Emergency care remains for heart attack victims and car wrecks. But not trauma care geared to the most critically injured.


It is a remote and unimportant development to anyone outside South Los Angeles — until there is a major accident on the Harbor Freeway, or a terrorist attack at the airport or the harbor. When that happens, we will be mad. At somebody.


It’s like Supervisor Yvonne Burke said earlier this year when yet another horror was discovered at King-Drew. “Somebody,” she said, forgetting perhaps that it was she who for years defended the hospital’s shaky record, “has really got to get on the ball here.”


But who? There is plenty of opportunity to criticize the Board of Supervisors, especially after Tuesday’s typically endless meeting that even Fox News abandoned in despair.


But the people of the county put them there, and keep tabs on them, and choose to get excited about the seal and its cross — or in the case of the city of Signal Hill, the oil derricks that are going to be removed, and in the case of Pomona, the goddess Pomona — instead of the welfare of our neighbors.


Voters do pay attention on occasion.
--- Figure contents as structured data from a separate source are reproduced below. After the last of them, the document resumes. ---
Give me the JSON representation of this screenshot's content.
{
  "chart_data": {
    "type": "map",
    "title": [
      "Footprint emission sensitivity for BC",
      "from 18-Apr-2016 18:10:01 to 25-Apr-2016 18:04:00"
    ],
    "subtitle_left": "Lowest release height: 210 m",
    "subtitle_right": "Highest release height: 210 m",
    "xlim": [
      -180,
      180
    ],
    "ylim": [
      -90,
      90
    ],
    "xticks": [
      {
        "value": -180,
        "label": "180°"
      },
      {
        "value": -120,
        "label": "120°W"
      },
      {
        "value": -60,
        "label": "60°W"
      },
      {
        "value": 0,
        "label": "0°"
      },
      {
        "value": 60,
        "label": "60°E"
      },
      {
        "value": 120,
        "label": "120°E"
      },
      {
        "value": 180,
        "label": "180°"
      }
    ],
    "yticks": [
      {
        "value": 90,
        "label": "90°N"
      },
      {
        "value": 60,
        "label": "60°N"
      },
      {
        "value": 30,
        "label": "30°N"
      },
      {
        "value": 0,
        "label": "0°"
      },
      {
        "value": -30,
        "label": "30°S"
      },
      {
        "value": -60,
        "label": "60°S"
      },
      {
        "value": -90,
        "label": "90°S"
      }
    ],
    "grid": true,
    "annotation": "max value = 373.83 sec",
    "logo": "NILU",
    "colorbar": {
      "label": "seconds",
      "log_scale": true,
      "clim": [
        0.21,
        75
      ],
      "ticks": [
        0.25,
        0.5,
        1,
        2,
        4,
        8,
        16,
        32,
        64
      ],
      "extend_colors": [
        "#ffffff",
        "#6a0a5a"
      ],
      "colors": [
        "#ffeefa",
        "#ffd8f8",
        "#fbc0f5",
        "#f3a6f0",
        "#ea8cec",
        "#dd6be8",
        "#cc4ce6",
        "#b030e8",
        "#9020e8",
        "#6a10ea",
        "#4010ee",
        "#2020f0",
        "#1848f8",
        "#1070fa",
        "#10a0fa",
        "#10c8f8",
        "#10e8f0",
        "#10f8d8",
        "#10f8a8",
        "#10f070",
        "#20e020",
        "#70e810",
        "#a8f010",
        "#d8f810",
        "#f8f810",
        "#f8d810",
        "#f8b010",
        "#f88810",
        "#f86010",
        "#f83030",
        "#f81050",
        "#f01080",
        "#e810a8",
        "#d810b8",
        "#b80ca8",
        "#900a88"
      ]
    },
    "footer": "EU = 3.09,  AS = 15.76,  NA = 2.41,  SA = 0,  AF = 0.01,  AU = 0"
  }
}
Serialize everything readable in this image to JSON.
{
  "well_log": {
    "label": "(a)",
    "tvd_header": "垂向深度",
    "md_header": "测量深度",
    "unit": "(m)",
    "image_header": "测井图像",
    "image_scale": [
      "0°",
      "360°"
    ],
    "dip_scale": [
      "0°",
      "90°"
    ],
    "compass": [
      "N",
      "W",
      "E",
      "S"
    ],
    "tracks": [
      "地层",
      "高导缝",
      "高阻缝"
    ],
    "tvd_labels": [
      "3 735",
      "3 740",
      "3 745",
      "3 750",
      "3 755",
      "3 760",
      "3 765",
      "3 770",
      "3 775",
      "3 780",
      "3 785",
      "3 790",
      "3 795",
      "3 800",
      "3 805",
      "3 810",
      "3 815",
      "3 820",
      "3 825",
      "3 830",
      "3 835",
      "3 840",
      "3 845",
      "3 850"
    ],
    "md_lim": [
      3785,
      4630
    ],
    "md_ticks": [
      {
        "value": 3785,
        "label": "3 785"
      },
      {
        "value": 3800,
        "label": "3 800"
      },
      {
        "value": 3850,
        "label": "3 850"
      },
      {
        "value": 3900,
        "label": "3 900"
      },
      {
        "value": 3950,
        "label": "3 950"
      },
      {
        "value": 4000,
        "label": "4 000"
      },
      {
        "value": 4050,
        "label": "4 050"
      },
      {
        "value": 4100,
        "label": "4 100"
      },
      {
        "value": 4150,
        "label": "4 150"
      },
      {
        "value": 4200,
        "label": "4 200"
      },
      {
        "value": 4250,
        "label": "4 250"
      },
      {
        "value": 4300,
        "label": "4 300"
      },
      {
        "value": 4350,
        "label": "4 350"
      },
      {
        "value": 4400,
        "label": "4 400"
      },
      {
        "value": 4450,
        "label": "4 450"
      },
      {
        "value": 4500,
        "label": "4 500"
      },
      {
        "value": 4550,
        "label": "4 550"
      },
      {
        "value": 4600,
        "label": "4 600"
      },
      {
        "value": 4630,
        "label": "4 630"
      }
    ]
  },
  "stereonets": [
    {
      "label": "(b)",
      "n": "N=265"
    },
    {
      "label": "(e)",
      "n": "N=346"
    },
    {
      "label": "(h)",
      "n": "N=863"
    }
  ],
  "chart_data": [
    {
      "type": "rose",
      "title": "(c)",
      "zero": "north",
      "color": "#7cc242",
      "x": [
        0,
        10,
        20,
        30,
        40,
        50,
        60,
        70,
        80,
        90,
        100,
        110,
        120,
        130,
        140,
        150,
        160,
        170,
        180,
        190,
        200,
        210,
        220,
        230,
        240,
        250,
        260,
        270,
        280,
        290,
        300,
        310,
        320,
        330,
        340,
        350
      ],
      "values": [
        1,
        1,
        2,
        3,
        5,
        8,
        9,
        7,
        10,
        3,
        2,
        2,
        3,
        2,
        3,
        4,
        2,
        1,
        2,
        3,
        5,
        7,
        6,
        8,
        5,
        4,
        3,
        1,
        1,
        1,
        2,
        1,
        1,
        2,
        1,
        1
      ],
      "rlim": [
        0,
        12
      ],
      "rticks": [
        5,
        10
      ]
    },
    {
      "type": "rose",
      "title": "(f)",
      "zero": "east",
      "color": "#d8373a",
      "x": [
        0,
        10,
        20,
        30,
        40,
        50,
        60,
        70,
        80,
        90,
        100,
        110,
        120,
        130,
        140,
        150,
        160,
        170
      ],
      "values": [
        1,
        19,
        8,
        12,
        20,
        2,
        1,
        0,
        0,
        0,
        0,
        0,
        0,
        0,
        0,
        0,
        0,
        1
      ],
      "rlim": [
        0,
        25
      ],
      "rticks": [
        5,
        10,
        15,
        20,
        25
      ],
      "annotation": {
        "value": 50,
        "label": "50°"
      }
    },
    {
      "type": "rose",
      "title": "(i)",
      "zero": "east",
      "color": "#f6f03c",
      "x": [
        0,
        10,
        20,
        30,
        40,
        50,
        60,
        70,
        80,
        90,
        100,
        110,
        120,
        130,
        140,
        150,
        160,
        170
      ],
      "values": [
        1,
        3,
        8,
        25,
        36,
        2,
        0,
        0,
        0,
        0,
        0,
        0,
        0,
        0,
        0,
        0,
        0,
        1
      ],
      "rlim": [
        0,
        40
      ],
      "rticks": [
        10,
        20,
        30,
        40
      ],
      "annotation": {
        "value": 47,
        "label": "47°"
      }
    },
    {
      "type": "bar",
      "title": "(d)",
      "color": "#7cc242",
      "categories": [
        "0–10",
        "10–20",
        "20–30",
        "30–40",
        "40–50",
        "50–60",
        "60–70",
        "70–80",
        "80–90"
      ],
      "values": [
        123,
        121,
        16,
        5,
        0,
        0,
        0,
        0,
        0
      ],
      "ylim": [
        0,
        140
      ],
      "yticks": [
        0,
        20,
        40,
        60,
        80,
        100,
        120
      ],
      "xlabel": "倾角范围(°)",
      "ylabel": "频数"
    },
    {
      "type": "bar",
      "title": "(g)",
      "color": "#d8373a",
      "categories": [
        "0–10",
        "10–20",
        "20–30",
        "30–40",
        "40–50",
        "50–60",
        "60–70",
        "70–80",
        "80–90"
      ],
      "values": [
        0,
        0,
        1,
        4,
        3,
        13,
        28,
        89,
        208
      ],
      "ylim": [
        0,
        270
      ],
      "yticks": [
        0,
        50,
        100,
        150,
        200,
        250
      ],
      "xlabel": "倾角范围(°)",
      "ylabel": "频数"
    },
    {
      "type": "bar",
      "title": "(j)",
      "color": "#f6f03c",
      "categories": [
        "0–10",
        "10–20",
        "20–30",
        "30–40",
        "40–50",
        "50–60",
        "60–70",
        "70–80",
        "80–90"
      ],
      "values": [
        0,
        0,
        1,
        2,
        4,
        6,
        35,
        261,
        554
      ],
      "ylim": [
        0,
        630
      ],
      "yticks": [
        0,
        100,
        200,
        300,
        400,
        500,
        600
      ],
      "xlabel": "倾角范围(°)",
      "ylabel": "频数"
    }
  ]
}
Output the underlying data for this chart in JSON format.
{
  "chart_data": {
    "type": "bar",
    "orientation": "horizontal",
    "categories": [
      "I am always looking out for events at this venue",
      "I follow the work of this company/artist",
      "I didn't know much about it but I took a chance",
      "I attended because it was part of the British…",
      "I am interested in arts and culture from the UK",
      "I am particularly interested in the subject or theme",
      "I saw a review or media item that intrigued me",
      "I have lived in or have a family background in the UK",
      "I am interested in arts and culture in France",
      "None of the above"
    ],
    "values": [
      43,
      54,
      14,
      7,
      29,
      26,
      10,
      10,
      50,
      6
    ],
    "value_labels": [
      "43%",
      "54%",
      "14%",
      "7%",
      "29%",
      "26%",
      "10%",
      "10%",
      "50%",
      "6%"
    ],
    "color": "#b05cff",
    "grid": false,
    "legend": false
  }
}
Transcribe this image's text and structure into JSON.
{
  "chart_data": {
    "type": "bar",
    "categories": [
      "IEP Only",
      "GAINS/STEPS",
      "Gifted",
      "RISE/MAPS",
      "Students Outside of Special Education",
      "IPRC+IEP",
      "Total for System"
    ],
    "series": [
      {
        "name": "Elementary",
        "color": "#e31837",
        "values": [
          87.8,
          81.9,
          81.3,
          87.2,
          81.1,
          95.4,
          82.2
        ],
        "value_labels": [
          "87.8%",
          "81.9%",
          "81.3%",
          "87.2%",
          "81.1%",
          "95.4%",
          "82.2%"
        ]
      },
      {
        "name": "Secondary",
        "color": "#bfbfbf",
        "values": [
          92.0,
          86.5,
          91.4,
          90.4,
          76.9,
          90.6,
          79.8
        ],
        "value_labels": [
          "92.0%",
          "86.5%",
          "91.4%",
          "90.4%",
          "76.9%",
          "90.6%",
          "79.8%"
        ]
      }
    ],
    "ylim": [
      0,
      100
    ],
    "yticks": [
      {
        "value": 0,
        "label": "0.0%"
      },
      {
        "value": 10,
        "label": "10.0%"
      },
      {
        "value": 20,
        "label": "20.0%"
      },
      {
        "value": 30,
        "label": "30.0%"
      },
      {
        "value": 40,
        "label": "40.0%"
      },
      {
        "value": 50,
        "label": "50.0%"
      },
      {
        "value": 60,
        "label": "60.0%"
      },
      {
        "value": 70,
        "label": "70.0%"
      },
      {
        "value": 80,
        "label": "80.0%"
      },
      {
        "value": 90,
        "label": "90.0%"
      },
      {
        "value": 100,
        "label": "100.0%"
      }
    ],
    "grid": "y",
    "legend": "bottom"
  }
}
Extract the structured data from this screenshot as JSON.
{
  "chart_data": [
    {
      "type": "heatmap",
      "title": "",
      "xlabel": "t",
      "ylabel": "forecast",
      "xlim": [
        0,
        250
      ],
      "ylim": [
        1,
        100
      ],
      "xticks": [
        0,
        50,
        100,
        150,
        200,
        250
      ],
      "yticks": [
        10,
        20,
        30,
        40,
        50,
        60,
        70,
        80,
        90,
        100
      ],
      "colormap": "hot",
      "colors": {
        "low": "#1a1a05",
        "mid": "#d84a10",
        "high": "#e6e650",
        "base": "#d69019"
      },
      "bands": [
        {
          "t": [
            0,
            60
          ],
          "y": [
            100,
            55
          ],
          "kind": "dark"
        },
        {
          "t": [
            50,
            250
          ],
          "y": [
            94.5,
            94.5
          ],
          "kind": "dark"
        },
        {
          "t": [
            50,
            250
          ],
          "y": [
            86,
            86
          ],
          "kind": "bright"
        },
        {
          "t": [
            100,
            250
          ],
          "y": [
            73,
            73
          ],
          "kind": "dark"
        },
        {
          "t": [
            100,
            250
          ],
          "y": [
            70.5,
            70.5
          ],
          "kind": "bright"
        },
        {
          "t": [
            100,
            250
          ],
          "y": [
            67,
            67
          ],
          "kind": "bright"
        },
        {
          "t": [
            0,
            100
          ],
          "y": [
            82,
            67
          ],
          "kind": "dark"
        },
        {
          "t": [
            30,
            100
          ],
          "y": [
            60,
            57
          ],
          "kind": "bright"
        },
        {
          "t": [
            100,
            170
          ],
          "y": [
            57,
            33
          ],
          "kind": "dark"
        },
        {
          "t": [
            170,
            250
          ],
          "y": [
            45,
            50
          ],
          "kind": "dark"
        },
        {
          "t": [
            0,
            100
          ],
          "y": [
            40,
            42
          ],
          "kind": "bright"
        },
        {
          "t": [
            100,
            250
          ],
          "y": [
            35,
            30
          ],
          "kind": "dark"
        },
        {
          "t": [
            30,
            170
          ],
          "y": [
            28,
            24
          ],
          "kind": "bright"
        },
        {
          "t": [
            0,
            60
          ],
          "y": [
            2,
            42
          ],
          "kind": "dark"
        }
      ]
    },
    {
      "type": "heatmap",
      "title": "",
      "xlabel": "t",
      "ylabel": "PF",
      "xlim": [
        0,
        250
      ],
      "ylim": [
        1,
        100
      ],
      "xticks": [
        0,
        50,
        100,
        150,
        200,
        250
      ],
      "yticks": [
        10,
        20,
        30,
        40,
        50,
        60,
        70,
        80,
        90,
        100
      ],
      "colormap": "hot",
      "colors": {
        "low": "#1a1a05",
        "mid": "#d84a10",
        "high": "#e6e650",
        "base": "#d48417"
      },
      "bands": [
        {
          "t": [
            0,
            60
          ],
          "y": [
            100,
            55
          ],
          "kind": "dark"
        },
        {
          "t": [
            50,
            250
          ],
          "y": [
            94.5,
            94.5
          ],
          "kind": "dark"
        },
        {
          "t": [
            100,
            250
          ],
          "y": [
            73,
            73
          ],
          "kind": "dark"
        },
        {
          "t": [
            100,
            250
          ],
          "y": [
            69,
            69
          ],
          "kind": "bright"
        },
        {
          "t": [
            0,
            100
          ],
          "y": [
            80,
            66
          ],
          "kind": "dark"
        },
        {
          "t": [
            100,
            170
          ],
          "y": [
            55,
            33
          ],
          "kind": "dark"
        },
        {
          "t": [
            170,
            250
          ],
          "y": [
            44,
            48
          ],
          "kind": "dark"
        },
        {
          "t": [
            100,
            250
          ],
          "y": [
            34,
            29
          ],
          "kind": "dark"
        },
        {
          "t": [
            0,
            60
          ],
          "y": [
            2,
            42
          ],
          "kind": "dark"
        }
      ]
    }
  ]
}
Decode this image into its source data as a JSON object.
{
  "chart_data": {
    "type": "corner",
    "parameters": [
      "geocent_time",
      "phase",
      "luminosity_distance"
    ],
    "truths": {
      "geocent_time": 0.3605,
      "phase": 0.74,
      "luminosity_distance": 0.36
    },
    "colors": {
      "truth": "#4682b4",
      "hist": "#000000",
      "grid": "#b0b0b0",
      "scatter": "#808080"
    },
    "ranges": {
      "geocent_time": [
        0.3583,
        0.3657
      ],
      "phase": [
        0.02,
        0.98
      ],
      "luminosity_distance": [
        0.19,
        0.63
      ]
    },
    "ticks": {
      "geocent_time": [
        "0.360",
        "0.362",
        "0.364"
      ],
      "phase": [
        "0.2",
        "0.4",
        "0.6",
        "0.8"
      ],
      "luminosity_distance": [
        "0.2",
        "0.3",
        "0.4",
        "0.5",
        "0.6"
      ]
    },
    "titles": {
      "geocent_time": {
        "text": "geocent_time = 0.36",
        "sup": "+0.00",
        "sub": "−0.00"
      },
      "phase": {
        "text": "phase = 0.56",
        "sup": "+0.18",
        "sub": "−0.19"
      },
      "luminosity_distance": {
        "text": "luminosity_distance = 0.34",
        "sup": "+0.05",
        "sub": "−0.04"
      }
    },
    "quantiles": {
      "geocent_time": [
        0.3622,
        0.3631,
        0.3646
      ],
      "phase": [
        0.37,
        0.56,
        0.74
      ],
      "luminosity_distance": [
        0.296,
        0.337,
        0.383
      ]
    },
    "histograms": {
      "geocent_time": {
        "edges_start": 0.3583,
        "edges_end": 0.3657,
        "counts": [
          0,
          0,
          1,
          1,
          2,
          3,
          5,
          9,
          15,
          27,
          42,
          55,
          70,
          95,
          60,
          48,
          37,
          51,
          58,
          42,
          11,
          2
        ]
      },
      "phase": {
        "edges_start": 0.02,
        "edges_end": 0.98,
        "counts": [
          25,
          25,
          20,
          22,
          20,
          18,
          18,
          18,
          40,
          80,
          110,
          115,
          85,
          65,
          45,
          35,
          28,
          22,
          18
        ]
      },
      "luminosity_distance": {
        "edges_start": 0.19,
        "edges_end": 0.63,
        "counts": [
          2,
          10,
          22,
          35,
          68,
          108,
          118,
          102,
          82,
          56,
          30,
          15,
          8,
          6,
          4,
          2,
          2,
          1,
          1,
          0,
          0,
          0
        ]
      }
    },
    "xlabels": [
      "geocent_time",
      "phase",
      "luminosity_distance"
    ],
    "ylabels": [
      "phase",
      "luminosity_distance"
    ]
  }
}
Witness for example the vote to impose a tax on themselves to beef up trauma facilities (like the one now slated for closure at King-Drew). And voters may well approve an additional tax later this fall to fund Baca’s jails and Sheriff’s deputies.


But it’s not enough. The people, through their county government, provide for the people least able to care for themselves, and are responsible for their decisions.


If, then, a new seal is to be adopted, there are perhaps more appropriate choices for symbols than a mission that looks like a Taco Bell.


For example, an ambulance driving past a shuttered hospital. Or a jail inmate lying prone behind bars. Or an abused child, being forced to chase after a federal dollar bill. Or a county citizen, protecting the old seal.


We may lose the patient, the inmate and the child. But we can still hang on to that seal.